The main selling point for the previous two Ben-Hurs was the scale. These were epics and pushed the technology, filmmaking styles and never shied away from the strong religious overtones. Here it looks like it is given little more than lip service hoping to pander to the religious right.
It failed. Darren Aronofsky’s Noah (2013) made more of an impact and it divided audiences, but at least it was faithful to itself, pushed boundaries and left its mark on cinema.
But by the end, my jaw was literally on the floor as the maimed Massalia reconciled with Judah and the pair ride off into the sunset together, all forgiven….

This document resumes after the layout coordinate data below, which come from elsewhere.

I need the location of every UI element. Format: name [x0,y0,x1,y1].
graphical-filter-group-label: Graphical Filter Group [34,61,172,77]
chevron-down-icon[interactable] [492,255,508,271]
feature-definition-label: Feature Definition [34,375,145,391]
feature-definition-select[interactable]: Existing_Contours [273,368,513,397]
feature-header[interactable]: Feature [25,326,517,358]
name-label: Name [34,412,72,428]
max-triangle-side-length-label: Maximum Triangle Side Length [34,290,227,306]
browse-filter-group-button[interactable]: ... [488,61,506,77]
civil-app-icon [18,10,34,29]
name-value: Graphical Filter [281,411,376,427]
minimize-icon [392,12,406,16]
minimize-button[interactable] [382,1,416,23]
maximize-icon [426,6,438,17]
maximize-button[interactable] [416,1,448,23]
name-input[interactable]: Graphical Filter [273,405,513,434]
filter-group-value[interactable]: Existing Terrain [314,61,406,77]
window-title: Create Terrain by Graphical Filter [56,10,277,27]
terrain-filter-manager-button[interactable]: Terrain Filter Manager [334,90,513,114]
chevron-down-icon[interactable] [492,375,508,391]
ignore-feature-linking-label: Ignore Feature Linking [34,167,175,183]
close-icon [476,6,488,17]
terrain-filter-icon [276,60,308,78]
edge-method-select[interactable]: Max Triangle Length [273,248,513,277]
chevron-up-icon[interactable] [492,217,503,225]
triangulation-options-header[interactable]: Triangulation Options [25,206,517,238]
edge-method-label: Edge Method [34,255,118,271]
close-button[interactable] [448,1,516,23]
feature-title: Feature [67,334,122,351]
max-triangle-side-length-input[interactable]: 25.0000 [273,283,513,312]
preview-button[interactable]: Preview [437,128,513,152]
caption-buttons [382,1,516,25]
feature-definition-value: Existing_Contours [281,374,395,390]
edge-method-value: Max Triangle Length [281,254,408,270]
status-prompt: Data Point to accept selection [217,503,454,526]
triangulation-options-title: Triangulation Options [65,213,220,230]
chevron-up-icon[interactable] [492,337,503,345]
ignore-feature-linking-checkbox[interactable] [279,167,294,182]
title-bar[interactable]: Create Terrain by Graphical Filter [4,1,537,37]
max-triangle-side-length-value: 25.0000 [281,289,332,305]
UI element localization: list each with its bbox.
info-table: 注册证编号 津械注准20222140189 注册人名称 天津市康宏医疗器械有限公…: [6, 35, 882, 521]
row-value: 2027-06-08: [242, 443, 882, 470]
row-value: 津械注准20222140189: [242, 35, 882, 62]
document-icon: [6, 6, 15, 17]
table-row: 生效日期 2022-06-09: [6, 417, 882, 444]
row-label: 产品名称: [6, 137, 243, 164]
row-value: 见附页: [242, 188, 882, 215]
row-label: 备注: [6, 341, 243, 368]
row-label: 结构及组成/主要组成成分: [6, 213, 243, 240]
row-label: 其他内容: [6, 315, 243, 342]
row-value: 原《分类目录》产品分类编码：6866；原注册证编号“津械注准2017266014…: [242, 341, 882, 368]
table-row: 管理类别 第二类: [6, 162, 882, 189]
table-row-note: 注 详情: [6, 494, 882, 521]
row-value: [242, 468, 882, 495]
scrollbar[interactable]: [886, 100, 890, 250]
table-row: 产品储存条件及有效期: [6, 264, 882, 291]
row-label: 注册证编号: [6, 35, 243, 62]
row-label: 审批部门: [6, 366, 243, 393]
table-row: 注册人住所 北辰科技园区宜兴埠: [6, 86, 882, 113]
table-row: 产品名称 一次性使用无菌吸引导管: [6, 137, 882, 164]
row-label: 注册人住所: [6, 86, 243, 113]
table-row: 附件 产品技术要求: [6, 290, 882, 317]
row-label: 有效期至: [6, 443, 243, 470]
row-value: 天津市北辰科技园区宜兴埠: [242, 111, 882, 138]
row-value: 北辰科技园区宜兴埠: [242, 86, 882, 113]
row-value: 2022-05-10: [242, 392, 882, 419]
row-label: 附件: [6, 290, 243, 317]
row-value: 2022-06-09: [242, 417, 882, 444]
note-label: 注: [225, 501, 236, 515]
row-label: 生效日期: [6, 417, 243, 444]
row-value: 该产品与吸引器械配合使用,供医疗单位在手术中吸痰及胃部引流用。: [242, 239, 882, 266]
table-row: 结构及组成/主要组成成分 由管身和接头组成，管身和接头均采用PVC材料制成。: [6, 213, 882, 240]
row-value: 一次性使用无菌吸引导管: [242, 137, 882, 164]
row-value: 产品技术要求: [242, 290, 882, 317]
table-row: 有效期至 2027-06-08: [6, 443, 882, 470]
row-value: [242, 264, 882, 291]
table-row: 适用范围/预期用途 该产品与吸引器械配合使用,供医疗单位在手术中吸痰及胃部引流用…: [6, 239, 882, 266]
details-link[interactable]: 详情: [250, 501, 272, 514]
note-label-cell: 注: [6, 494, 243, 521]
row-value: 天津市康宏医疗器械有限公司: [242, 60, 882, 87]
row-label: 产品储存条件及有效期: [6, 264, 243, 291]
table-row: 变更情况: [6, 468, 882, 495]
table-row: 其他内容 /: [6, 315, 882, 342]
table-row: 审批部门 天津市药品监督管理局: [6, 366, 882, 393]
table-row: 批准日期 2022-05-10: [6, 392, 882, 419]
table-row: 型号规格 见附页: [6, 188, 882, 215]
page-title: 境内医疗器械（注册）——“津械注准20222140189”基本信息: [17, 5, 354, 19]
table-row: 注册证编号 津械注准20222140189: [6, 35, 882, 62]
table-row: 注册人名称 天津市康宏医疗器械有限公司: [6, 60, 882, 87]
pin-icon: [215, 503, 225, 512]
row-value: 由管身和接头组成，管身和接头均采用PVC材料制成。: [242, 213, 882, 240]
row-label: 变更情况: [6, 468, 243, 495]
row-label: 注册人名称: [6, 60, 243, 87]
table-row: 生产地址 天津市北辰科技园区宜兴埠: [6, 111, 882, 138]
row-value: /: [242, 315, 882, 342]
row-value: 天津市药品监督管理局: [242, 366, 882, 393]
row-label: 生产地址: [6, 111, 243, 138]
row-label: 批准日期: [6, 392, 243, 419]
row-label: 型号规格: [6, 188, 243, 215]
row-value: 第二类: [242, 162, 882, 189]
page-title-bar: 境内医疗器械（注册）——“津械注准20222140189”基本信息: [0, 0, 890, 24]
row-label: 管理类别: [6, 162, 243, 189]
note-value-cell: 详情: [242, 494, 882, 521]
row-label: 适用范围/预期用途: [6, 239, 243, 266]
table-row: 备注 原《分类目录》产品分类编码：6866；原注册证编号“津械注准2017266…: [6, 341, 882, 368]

And more importantly, what was the point? Jesus sacrified himself, (in the story) so that people like Judah would put down their swords and learn to forgive, yet in the end, Judah and Massalia sacrifice nothing as they both regain their friendship and live happily ever after. In the previous versions, Ben-Hur beat Massalia but he has the last laugh as his mother and sister have been left with leprosy, that is until Jesus’ death sparks a miracle which cures them. This was his reward for seeing the error of his ways, not getting his family and his friend back.
In the end, this is not a bad action romp, very watchable and is an entertaining spectacle but ultimately forgettable. It will entertain for two hours but leaves you with nothing to think about, unlike the books, plays and films which have preceded this.